I added the exclamation point 'cause "nice" by itself is SO damning with faint praise... ;-)
Well, it's a taste thing among others, but I tend to be more grabbed by new ways of saying things and/ or exceptional imagery. My preference in poems is no unnecessary words. So,
A spaniel's ear
is a fractal
in the wind.
Good! Suggestive without spelling things out.
Pedestrian. The words aren't particularly interesting, they don't contribute too much. Just kinda there.
with measure mine-yoot,
in chestnut shades,
"mine-yoot" is cute, certainly interesting, but does it distract or contribute to the poem overall? "curls in chestnut shades", no no no. Is this a beauty feature?

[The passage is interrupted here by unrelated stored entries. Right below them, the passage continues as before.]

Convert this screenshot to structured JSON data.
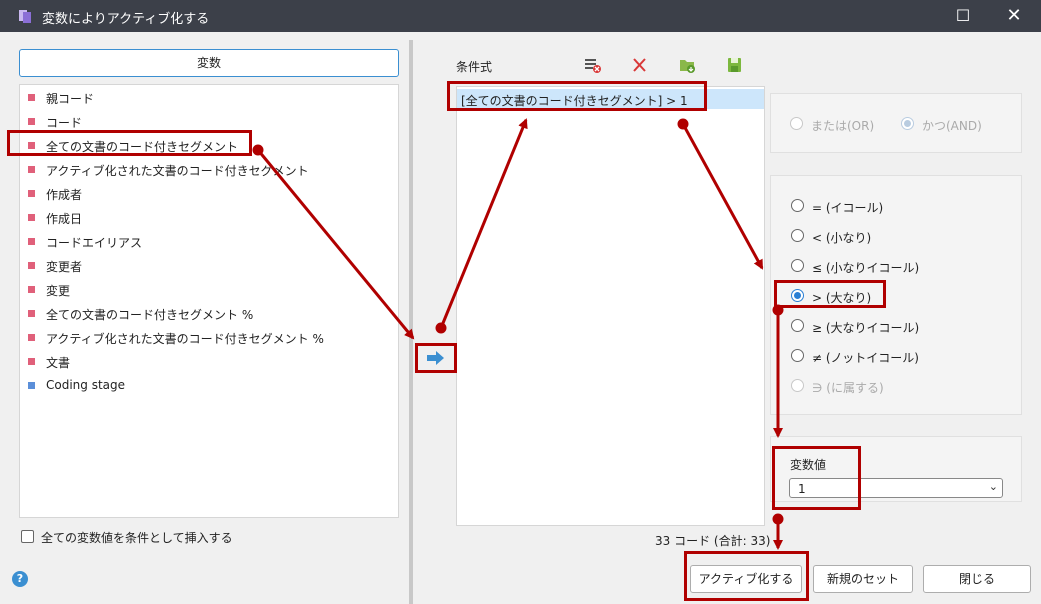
{
  "window": {
    "title": "変数によりアクティブ化する",
    "maximize_glyph": "☐",
    "close_glyph": "✕"
  },
  "variables": {
    "header": "変数",
    "items": [
      {
        "label": "親コード",
        "color": "#e0607a"
      },
      {
        "label": "コード",
        "color": "#e0607a"
      },
      {
        "label": "全ての文書のコード付きセグメント",
        "color": "#e0607a"
      },
      {
        "label": "アクティブ化された文書のコード付きセグメント",
        "color": "#e0607a"
      },
      {
        "label": "作成者",
        "color": "#e0607a"
      },
      {
        "label": "作成日",
        "color": "#e0607a"
      },
      {
        "label": "コードエイリアス",
        "color": "#e0607a"
      },
      {
        "label": "変更者",
        "color": "#e0607a"
      },
      {
        "label": "変更",
        "color": "#e0607a"
      },
      {
        "label": "全ての文書のコード付きセグメント %",
        "color": "#e0607a"
      },
      {
        "label": "アクティブ化された文書のコード付きセグメント %",
        "color": "#e0607a"
      },
      {
        "label": "文書",
        "color": "#e0607a"
      },
      {
        "label": "Coding stage",
        "color": "#5b8fd9"
      }
    ],
    "insert_all_label": "全ての変数値を条件として挿入する",
    "insert_all_checked": false
  },
  "conditions": {
    "label": "条件式",
    "rows": [
      "[全ての文書のコード付きセグメント] > 1"
    ],
    "count_text": "33 コード (合計: 33)"
  },
  "logic": {
    "options": [
      {
        "label": "または(OR)",
        "checked": false,
        "disabled": true
      },
      {
        "label": "かつ(AND)",
        "checked": true,
        "disabled": true
      }
    ]
  },
  "operators": {
    "options": [
      {
        "label": "= (イコール)",
        "checked": false,
        "disabled": false
      },
      {
        "label": "< (小なり)",
        "checked": false,
        "disabled": false
      },
      {
        "label": "≤ (小なりイコール)",
        "checked": false,
        "disabled": false
      },
      {
        "label": "> (大なり)",
        "checked": true,
        "disabled": false
      },
      {
        "label": "≥ (大なりイコール)",
        "checked": false,
        "disabled": false
      },
      {
        "label": "≠ (ノットイコール)",
        "checked": false,
        "disabled": false
      },
      {
        "label": "∋ (に属する)",
        "checked": false,
        "disabled": true
      }
    ]
  },
  "value": {
    "label": "変数値",
    "selected": "1"
  },
  "buttons": {
    "activate": "アクティブ化する",
    "new_set": "新規のセット",
    "close": "閉じる"
  },
  "help_glyph": "?",
  "colors": {
    "titlebar": "#3c4049",
    "accent": "#2a7fd4",
    "annotation": "#b00000",
    "selected_row": "#cde6fb"
  }
}
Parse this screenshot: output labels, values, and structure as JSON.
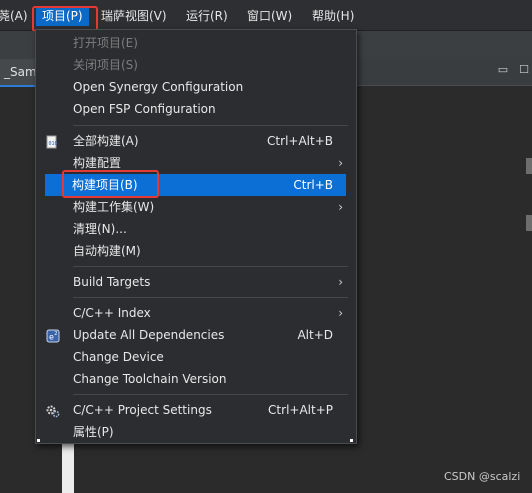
{
  "menubar": {
    "items": [
      {
        "label": "荛(A)"
      },
      {
        "label": "项目(P)"
      },
      {
        "label": "瑞萨视图(V)"
      },
      {
        "label": "运行(R)"
      },
      {
        "label": "窗口(W)"
      },
      {
        "label": "帮助(H)"
      }
    ]
  },
  "editor": {
    "tab_label": "_Samp",
    "window_controls": [
      "▭",
      "☐"
    ]
  },
  "menu": {
    "items": [
      {
        "label": "打开项目(E)",
        "disabled": true
      },
      {
        "label": "关闭项目(S)",
        "disabled": true
      },
      {
        "label": "Open Synergy Configuration"
      },
      {
        "label": "Open FSP Configuration"
      },
      {
        "label": "全部构建(A)",
        "shortcut": "Ctrl+Alt+B",
        "icon": "build-all-icon"
      },
      {
        "label": "构建配置",
        "submenu": true
      },
      {
        "label": "构建项目(B)",
        "shortcut": "Ctrl+B",
        "selected": true
      },
      {
        "label": "构建工作集(W)",
        "submenu": true
      },
      {
        "label": "清理(N)..."
      },
      {
        "label": "自动构建(M)"
      },
      {
        "label": "Build Targets",
        "submenu": true
      },
      {
        "label": "C/C++ Index",
        "submenu": true
      },
      {
        "label": "Update All Dependencies",
        "shortcut": "Alt+D",
        "icon": "dependencies-icon"
      },
      {
        "label": "Change Device"
      },
      {
        "label": "Change Toolchain Version"
      },
      {
        "label": "C/C++ Project Settings",
        "shortcut": "Ctrl+Alt+P",
        "icon": "settings-gears-icon"
      },
      {
        "label": "属性(P)"
      }
    ],
    "submenu_arrow": "›"
  },
  "watermark": "CSDN @scalzi"
}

Again, just telling, not the ultimate word choice ever, not particularly evocative, not particularly mellifulous (is that a word? i don't think so but I'm in a rush), not particularly anything. Blonde, mahogany. OK.
flapping in the breeze
like tongues on fire
Better, but I'm allergic to "like" in poems. Just say "ears flapping/ tongues on fire" or something.
much to the animal's distress,
The flapping ears? Not clear.
to the sole.
Cuteness again. Which is fine, I like cute poems too, cute poems have their place. But just expanding on what I said about the promise of the title.